Research in the field
Our scientists at work
Hunting for fossils, diving for mussels, tracking the lynx and scouting for rare species are some of the research adventures awaiting Canadian Museum of Nature scientists this summer. Their sleuthing in the field, boosted by long days and generally warm weather, often leads to new discoveries and treasures for our national collections.
The Arctic botany team, led by Dr. Jeff Saarela and Dr. Lynn Gillespie, is prepping for another month-long field expedition in the North. In July, they will explore the terrain and collect plants along the Coppermine River in western Nunavut. This adventure will cover a 40-km stretch that starts at the treeline, where forest transitions to tundra, and ends at the coastal community of Kugluktuk.
Their effort is part of the museum’s ongoing Arctic Flora project. And while swarms of mosquitoes may make for some tough slogging, they can always count on the comfort of some delicious food—camping-style—at the end of a long day. You can follow their adventures through Twitter (@museumofnature, #naturescience).
Another member of the museum’s botany team, Curator Jennifer Doubt, is applying her expertise in mosses on two expeditions this summer. In June, she joined Environment Canada scientists in Yukon and northern BC on a quest to survey mosses and locate habitats for Porsild’s Bryum. This rare and threatened species is found around waterfall environments and is known only from a few disparate locations in Canada. In July, with experts from the Ontario Ministry of Natural Resources, Doubt will also document mosses in a remote area of northern Ontario for environmental monitoring.
Dr. Jordan Mallon, the museum’s new dinosaur expert, took his summer fieldwork to drier climes—in fossil-rich Alberta, where he resumed work begun in 2013. Two weeks of prospecting at large bonebeds along the South Saskatchewan River—with help from museum assistants Margaret Currie and Dr. Scott Rufolo—proved fruitful with some new fossil discoveries. Mallon also spent four days scrambling through the foothills of western Alberta near the Rockies. While the pickings for fossils were slim, the treks allowed him to pinpoint some future prospecting sites.
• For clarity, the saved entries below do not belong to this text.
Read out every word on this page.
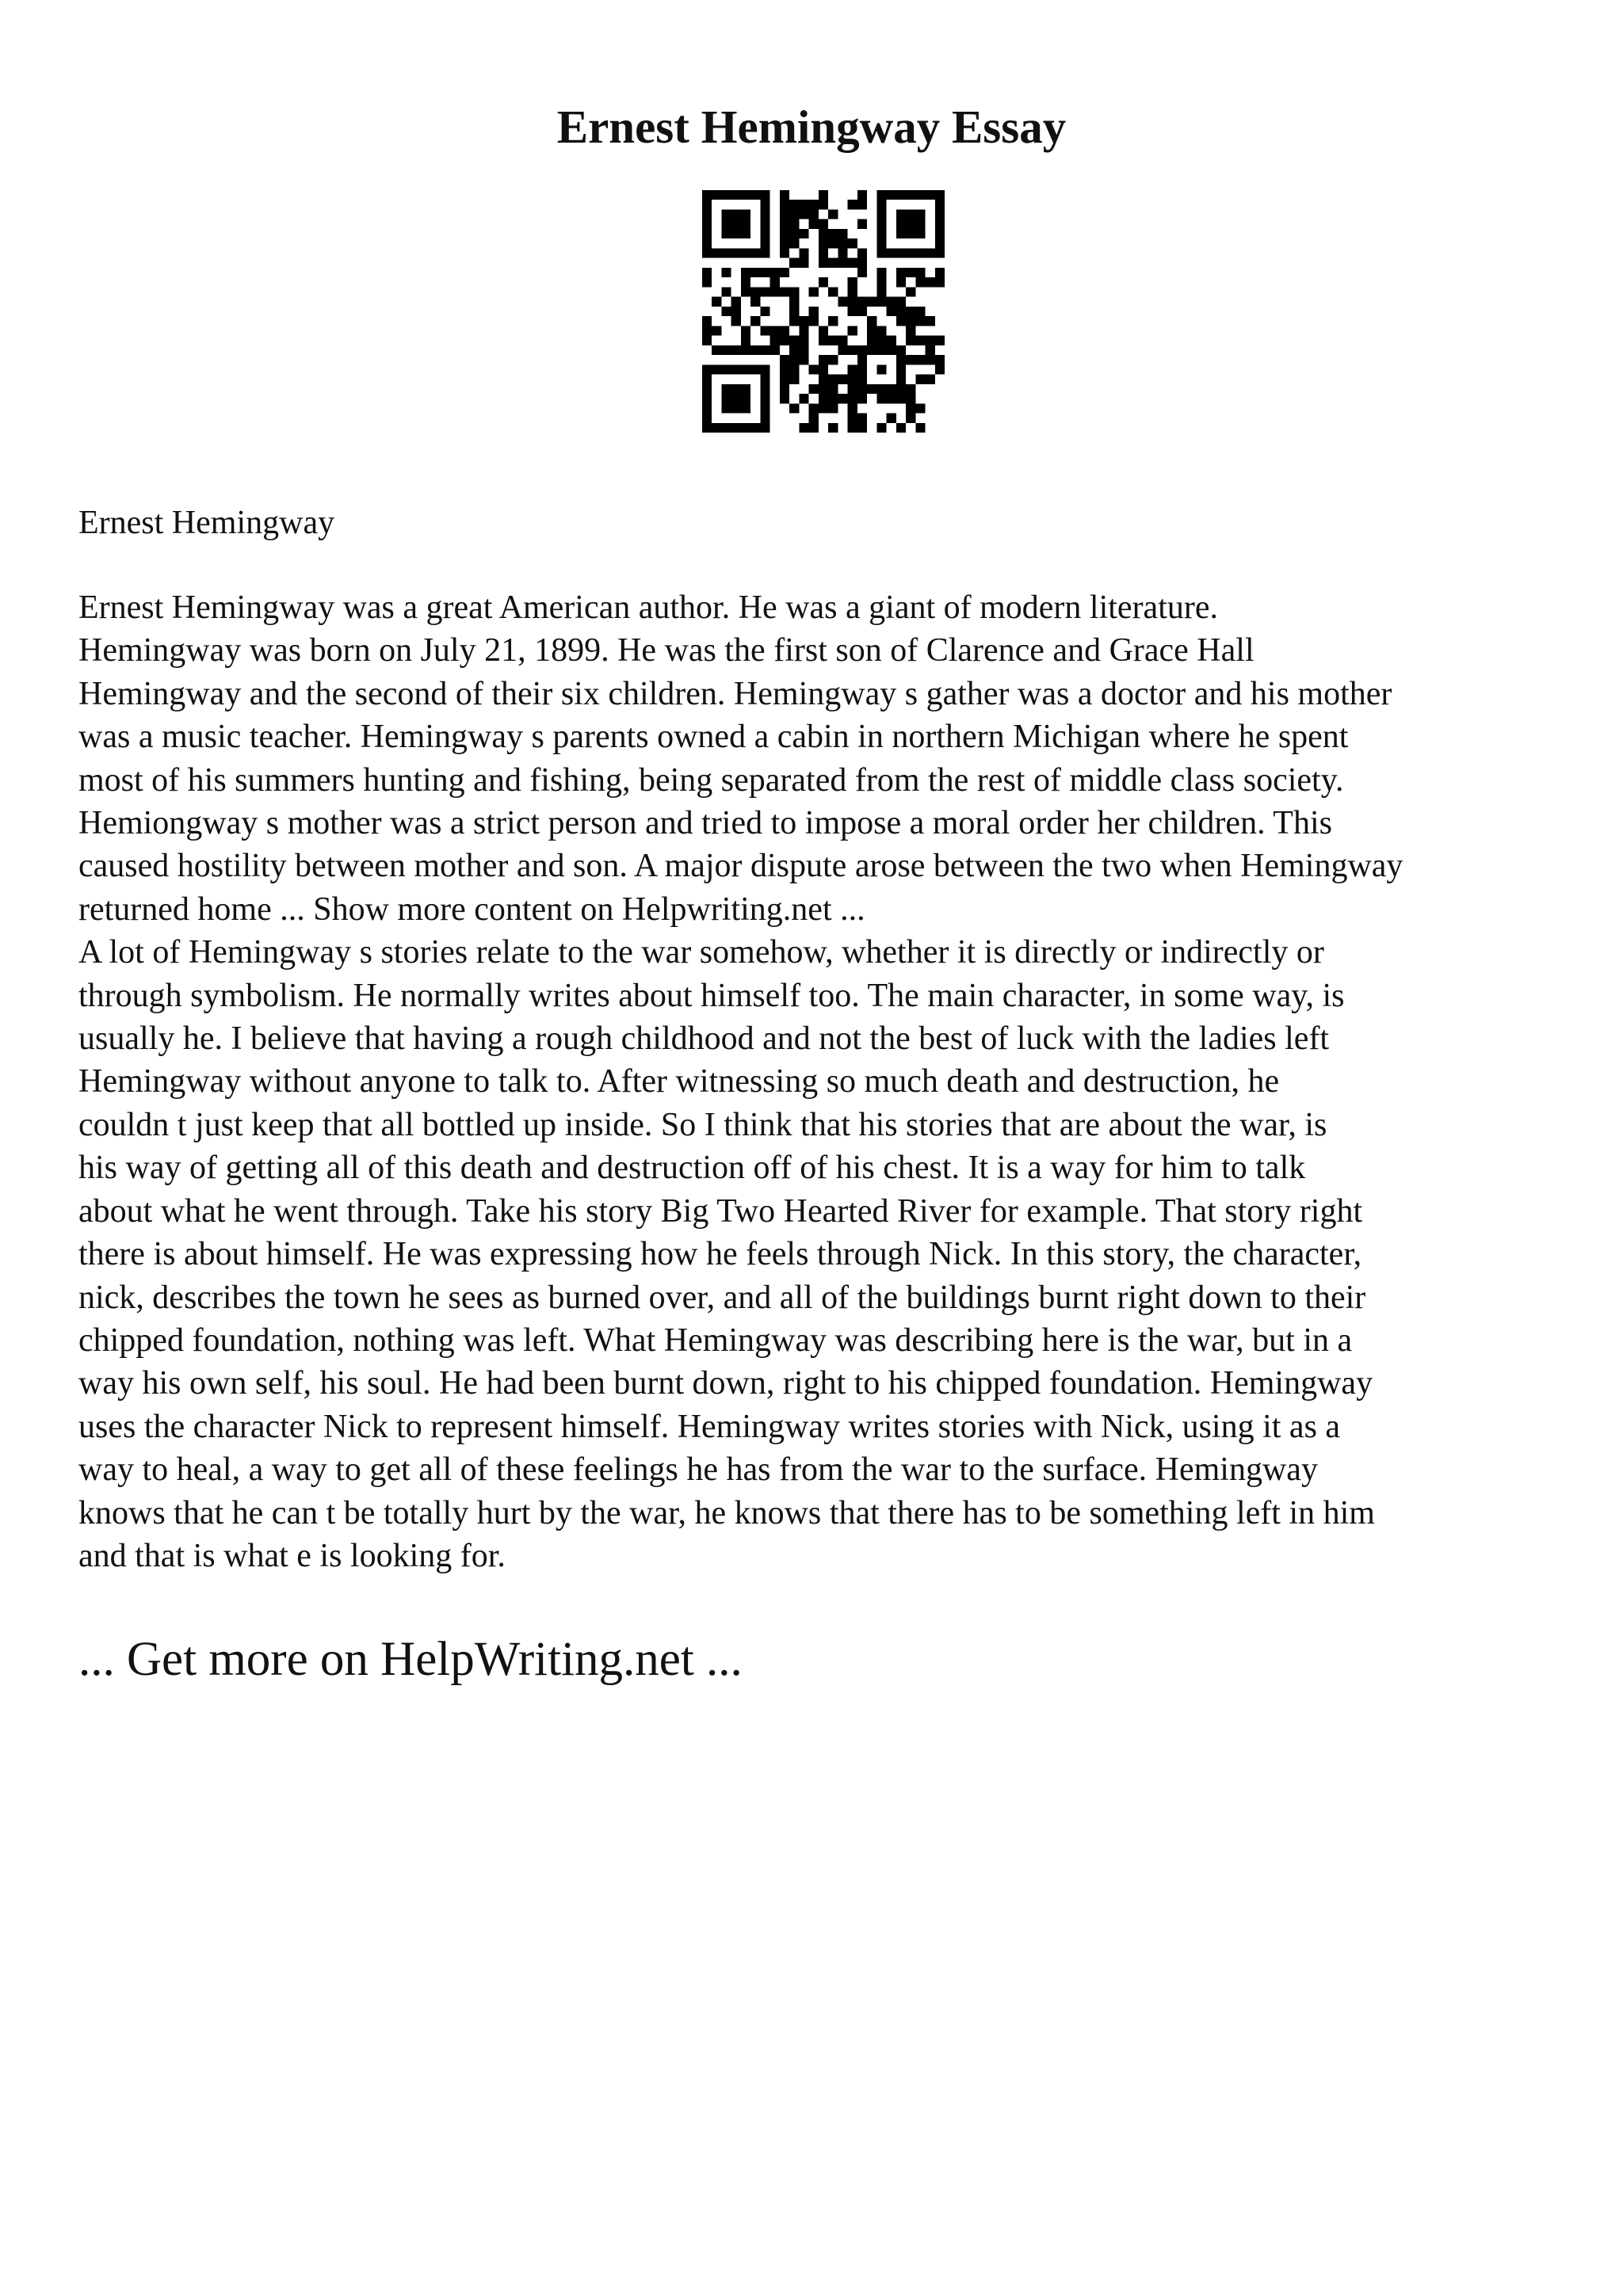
Ernest Hemingway Essay

Ernest Hemingway

Ernest Hemingway was a great American author. He was a giant of modern literature.
Hemingway was born on July 21, 1899. He was the first son of Clarence and Grace Hall
Hemingway and the second of their six children. Hemingway s gather was a doctor and his mother
was a music teacher. Hemingway s parents owned a cabin in northern Michigan where he spent
most of his summers hunting and fishing, being separated from the rest of middle class society.
Hemiongway s mother was a strict person and tried to impose a moral order her children. This
caused hostility between mother and son. A major dispute arose between the two when Hemingway
returned home ... Show more content on Helpwriting.net ...
A lot of Hemingway s stories relate to the war somehow, whether it is directly or indirectly or
through symbolism. He normally writes about himself too. The main character, in some way, is
usually he. I believe that having a rough childhood and not the best of luck with the ladies left
Hemingway without anyone to talk to. After witnessing so much death and destruction, he
couldn t just keep that all bottled up inside. So I think that his stories that are about the war, is
his way of getting all of this death and destruction off of his chest. It is a way for him to talk
about what he went through. Take his story Big Two Hearted River for example. That story right
there is about himself. He was expressing how he feels through Nick. In this story, the character,
nick, describes the town he sees as burned over, and all of the buildings burnt right down to their
chipped foundation, nothing was left. What Hemingway was describing here is the war, but in a
way his own self, his soul. He had been burnt down, right to his chipped foundation. Hemingway
uses the character Nick to represent himself. Hemingway writes stories with Nick, using it as a
way to heal, a way to get all of these feelings he has from the war to the surface. Hemingway
knows that he can t be totally hurt by the war, he knows that there has to be something left in him
and that is what e is looking for.

... Get more on HelpWriting.net ...
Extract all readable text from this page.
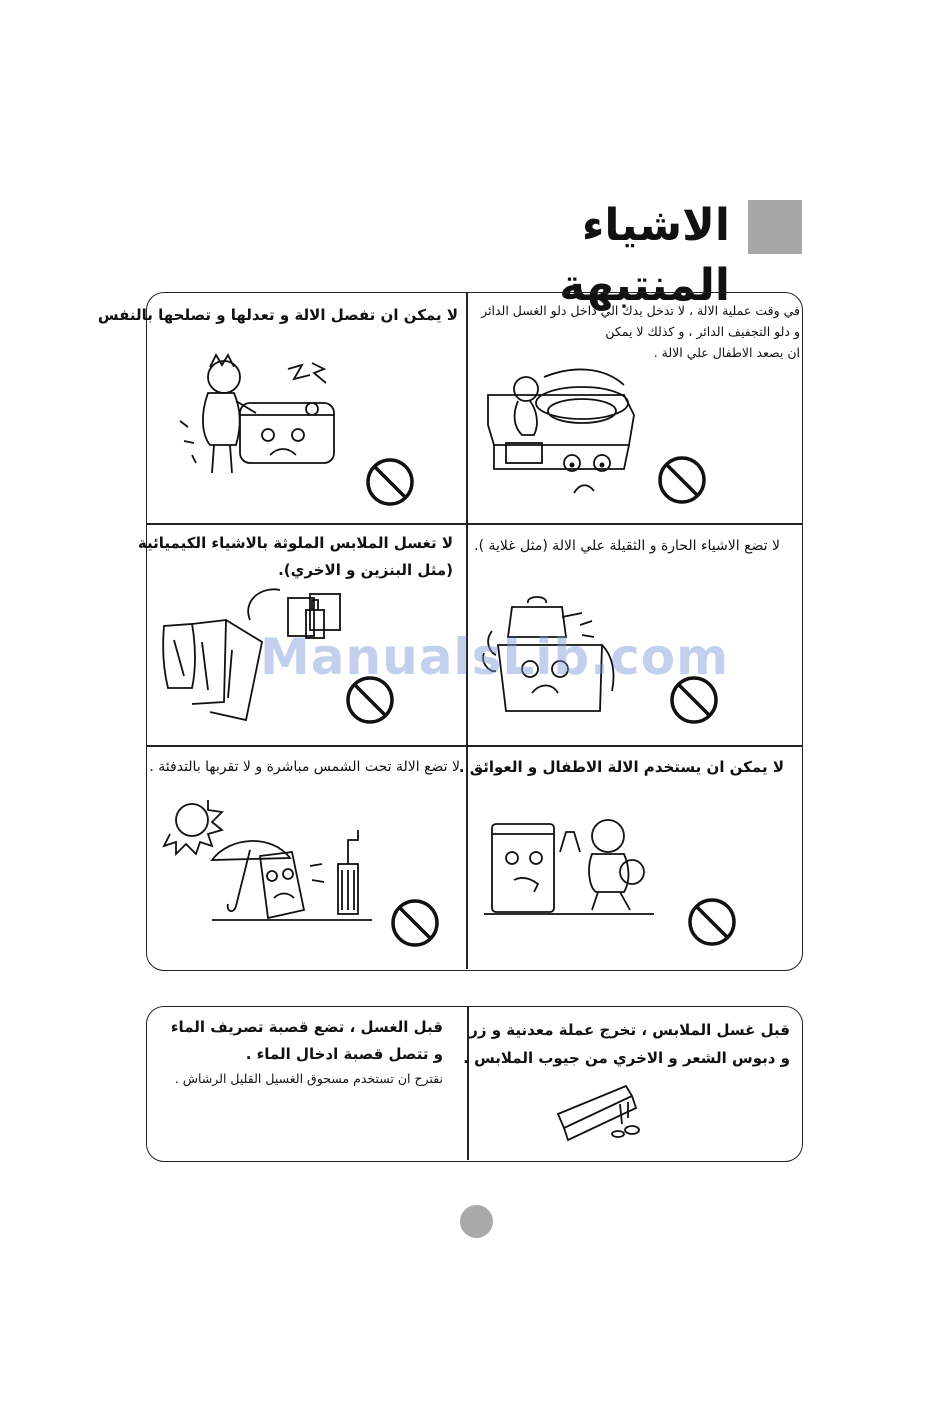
الاشياء المنتبهة
في وقت عملية الالة ، لا تدخل يدك الي داخل دلو الغسل الدائر
و دلو التجفيف الدائر ، و كذلك لا يمكن
ان يصعد الاطفال علي الالة .
لا يمكن ان تفصل الالة و تعدلها و تصلحها بالنفس
لا تضع الاشياء الحارة و الثقيلة علي الالة (مثل غلاية ).
لا تغسل الملابس الملوثة بالاشياء الكيميائية
(مثل البنزين و الاخري).
لا يمكن ان يستخدم الالة الاطفال و العوائق .
لا تضع الالة تحت الشمس مباشرة و لا تقربها بالتدفئة .
ManualsLib.com
قبل غسل الملابس ، تخرج عملة معدنية و زر
و دبوس الشعر و الاخري من جيوب الملابس .
قبل الغسل ، تضع قصبة تصريف الماء
و تتصل قصبة ادخال الماء .
نقترح ان تستخدم مسحوق الغسيل القليل الرشاش .
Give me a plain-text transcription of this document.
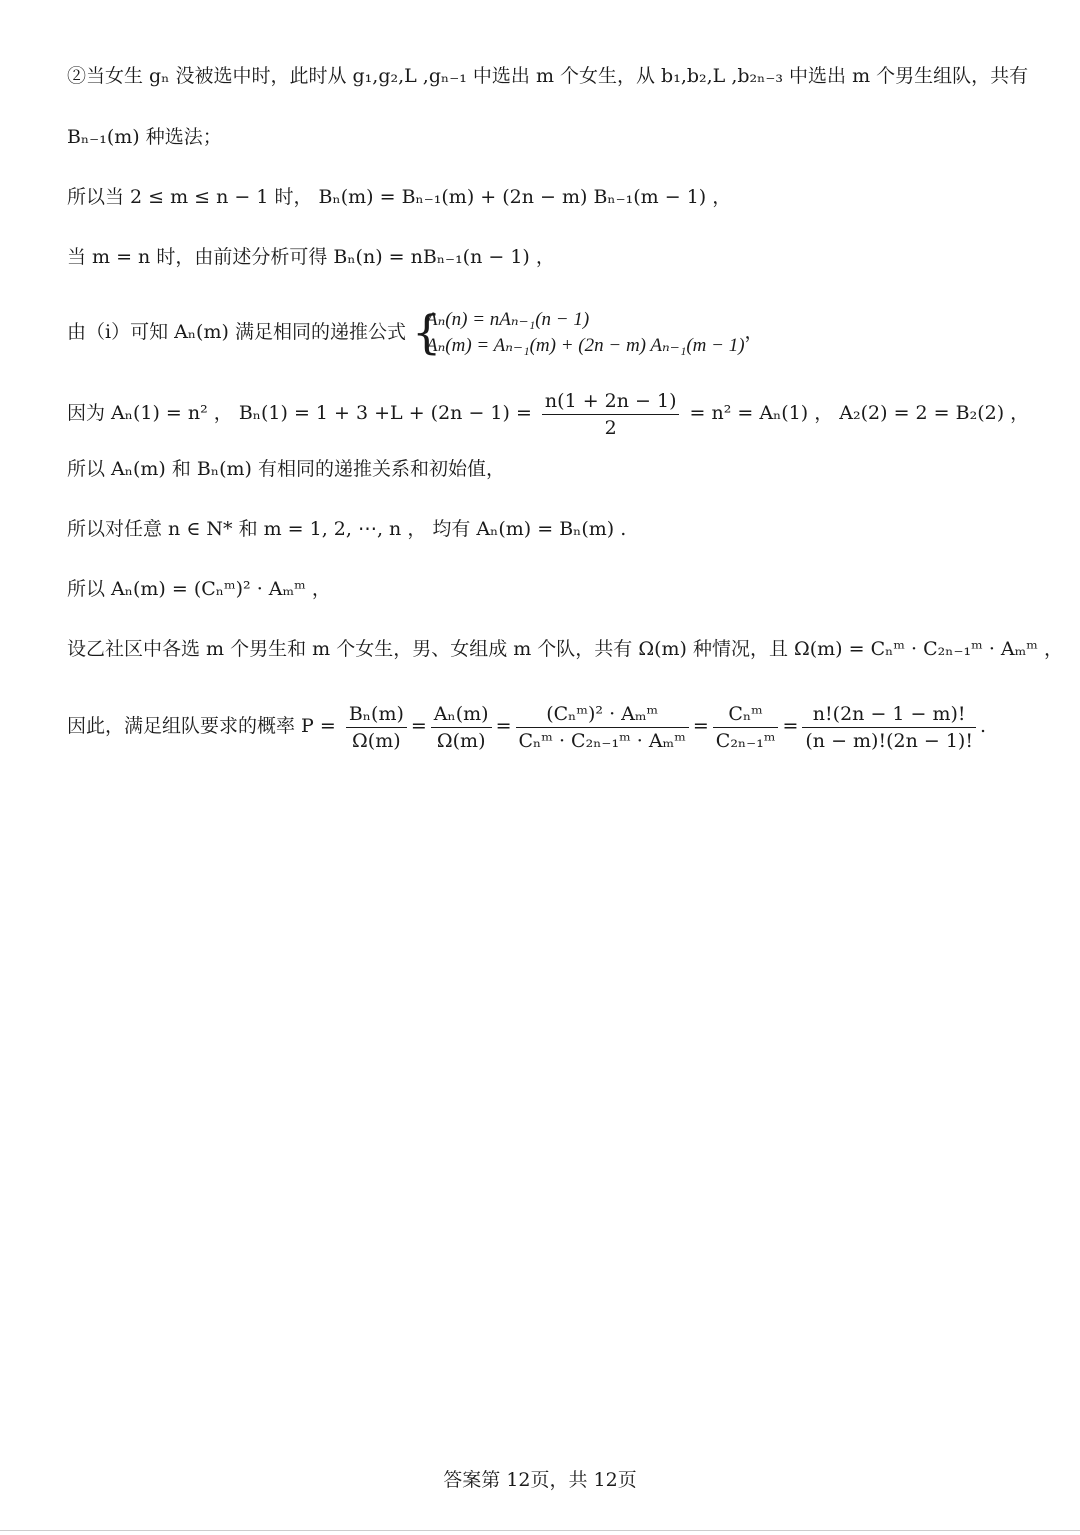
②当女生 gₙ 没被选中时，此时从 g₁,g₂,L ,gₙ₋₁ 中选出 m 个女生，从 b₁,b₂,L ,b₂ₙ₋₃ 中选出 m 个男生组队，共有
Bₙ₋₁(m) 种选法；
所以当 2 ≤ m ≤ n − 1 时， Bₙ(m) = Bₙ₋₁(m) + (2n − m) Bₙ₋₁(m − 1) ，
当 m = n 时，由前述分析可得 Bₙ(n) = nBₙ₋₁(n − 1) ，
由（i）可知 Aₙ(m) 满足相同的递推公式 {
Aₙ(n) = nAₙ₋₁(n − 1)
Aₙ(m) = Aₙ₋₁(m) + (2n − m) Aₙ₋₁(m − 1)
，
因为 Aₙ(1) = n² ， $B_n(1) = 1 + 3 +L + (2n - 1) = \frac{n(1 + 2n - 1)}{2} = n^2 = A_n(1)$ ， A₂(2) = 2 = B₂(2) ，
所以 Aₙ(m) 和 Bₙ(m) 有相同的递推关系和初始值，
所以对任意 n ∈ N* 和 m = 1, 2, ⋯, n ， 均有 Aₙ(m) = Bₙ(m) .
所以 Aₙ(m) = (Cₙᵐ)² · Aₘᵐ ，
设乙社区中各选 m 个男生和 m 个女生，男、女组成 m 个队，共有 Ω(m) 种情况，且 Ω(m) = Cₙᵐ · C₂ₙ₋₁ᵐ · Aₘᵐ ，
因此，满足组队要求的概率 $P = \frac{\text{Bₙ(m)}}{\Omega(m)} = \frac{\text{Aₙ(m)}}{\Omega(m)} = \frac{\text{(Cₙᵐ)² · Aₘᵐ}}{\text{Cₙᵐ · C₂ₙ₋₁ᵐ · Aₘᵐ}} = \frac{\text{Cₙᵐ}}{\text{C₂ₙ₋₁ᵐ}} = \frac{n!(2n - 1 - m)!}{(n - m)!(2n - 1)!}$ .
答案第 12页，共 12页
New Brunswick will offer some prime habitats for two of the museum’s zoologists this August. Dr. Andre Martel, an expert on Canadian mussels, will dive in the Saint John River to survey and record populations of these important invertebrates, which are bioindicators of aquatic health. Meanwhile, Curator of Vertebrates Dr. Kamal Khidas will join colleagues with the New Brunswick Museum to track lynx and study their mixed-wood habitats. His fieldwork is aimed at verifying computer modelling of lynx habitats based on specimens in museum collections.
Finally, all systems are go for the museum’s annual participation with the summer Students on Ice Arctic expedition. For two weeks in July, mineralogist Dr. Paula Piilonen and ichthyologist Noel Alfonso will join an esteemed team of experts that enrich the journey for the teenage participants. Alfonso hopes to collect some deep-sea fish for study as they cross the Davis Strait. In Greenland, Piilonen will grab a rare chance to collect minerals at an area known for its alkaline rocks—her scientific specialty.